"You are to assist, correspond, and harmonize in every way with the Duke of Parma," wrote Philip to Mendoza, Tassis, and Moreo. And thus cordially and harmoniously were the trio assisting and corresponding with the duke.

But Moreo was right in not wishing to trust the ciphers, and indeed he had trusted them too much, for Farnese was very well aware of his intrigues, and complained bitterly of them to the king and to Idiaquez.

Most eloquently and indignantly did he complain of the calumnies, ever renewing themselves, of which he was the subject. "'Tis this good Moreo who is the author of the last falsehoods," said he to the secretary; "and this is but poor payment for my having neglected my family, my parents and children for so many years in the king's service, and put my life ever on the hazard, that these fellows should be allowed to revile me and make game of me now, instead of assisting me."

He was at that time, after almost superhuman exertions, engaged in the famous relief of Paris. He had gone there, he said, against his judgment and remonstrating with his Majesty on the insufficiency of men and money for such an enterprise. His army was half-mutinous and unprovided with food, artillery, or munitions; and then he found himself slandered, ridiculed, his life's life lied away. 'Twas poor payment for his services, he exclaimed, if his Majesty should give ear to these calumniators, and should give him no chance of confronting his accusers and clearing his reputation. Moreo detested him, as he knew, and Prince Doria said that the commander once spoke so ill of Farnese in Genoa that he was on the point of beating him; while Moreo afterwards told the story as if he had been maltreated because of defending Farnese against Doria's slanders.

And still more vehemently did he inveigh against Moreo in his direct appeals to Philip. He had intended to pass over his calumnies, of which he was well aware, because he did not care to trouble the dead—for Moreo meantime had suddenly died, and the gossips, of course, said it was of Farnese poison—but he had just discovered by documents that the commander had been steadily and constantly pouring these his calumnies into the monarch's ears. He denounced every charge as lies, and demanded proof. Moreo had further been endeavouring to prejudice the Duke of Mayenne against the King of Spain and himself, saying that he, Farnese, had been commissioned to take Mayenne into custody, with plenty of similar lies.

"But what I most feel," said Alexander, with honest wrath, "is to see that your Majesty gives ear to them without making the demonstration which my services merit, and has not sent to inform me of them, seeing that they may involve my reputation and honour. People have made more account of these calumnies than of my actions performed upon the theatre of the world. I complain, after all my toils and dangers in your Majesty's service, just when I stood with my soul in my mouth and death in my teeth, forgetting children, house, and friends, to be treated thus, instead of receiving rewards and honour, and being enabled to leave to my children, what was better than all the riches the royal hand could bestow, an unsullied and honourable name."

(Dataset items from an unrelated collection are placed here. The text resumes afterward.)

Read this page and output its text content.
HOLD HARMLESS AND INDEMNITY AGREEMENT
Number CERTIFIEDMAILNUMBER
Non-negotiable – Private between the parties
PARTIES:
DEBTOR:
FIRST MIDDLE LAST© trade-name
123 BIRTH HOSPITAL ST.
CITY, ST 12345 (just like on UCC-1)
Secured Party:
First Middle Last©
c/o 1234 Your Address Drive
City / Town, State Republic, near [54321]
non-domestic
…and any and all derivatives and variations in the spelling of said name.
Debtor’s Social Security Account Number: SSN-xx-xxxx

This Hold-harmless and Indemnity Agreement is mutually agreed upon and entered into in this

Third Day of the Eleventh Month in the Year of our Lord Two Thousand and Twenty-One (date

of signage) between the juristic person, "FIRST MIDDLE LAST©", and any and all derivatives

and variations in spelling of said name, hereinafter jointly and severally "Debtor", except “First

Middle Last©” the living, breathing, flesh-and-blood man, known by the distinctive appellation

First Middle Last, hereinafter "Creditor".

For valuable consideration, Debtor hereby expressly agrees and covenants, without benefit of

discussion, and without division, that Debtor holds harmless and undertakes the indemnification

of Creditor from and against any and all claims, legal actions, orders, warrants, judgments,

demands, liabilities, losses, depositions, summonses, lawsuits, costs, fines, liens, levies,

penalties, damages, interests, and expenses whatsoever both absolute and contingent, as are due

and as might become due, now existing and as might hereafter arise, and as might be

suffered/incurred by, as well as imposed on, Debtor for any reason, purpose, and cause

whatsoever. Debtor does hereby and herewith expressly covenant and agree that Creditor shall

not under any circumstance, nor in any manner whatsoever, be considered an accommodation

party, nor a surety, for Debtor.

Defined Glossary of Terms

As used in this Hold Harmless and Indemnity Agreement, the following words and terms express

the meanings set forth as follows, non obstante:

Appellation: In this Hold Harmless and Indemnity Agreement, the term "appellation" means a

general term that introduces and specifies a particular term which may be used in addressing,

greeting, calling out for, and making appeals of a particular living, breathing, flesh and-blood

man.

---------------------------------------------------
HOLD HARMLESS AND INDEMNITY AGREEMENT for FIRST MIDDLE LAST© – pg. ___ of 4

He protested that his reputation had so much suffered that he would prefer to retire to some remote corner as a humble servant of the king, and leave a post which had made him so odious to all. Above all, he entreated his Majesty to look upon this whole affair "not only like a king but like a gentleman."

Philip answered these complaints and reproaches benignantly, expressed unbounded confidence in the duke, assured him that the calumnies of his supposed enemies could produce no effect upon the royal mind, and coolly professed to have entirely forgotten having received any such letter as that of which his nephew complained. "At any rate I have mislaid it," he said, "so that you see how much account it was with me."

As the king was in the habit of receiving such letters every week, not only from the commander, since deceased, but from Ybarra and others, his memory, to say the least, seemed to have grown remarkably feeble. But the sequel will very soon show that he had kept the letters by him and pondered them to much purpose. To expect frankness and sincerity from him, however, even in his most intimate communications to his most trusted servants, would have been to "swim with fins of lead."

Such being the private relations between the conspirators, it is instructive to observe how they dealt with each other in the great game they were playing for the first throne in Christendom. The military events have been sufficiently sketched in the preceding pages, but the meaning and motives of public affairs can be best understood by occasional glances behind the scenes. It is well for those who would maintain their faith in popular Governments to study the workings of the secret, irresponsible, arbitrary system; for every Government, as every individual, must be judged at last by those moral laws which no man born of woman can evade.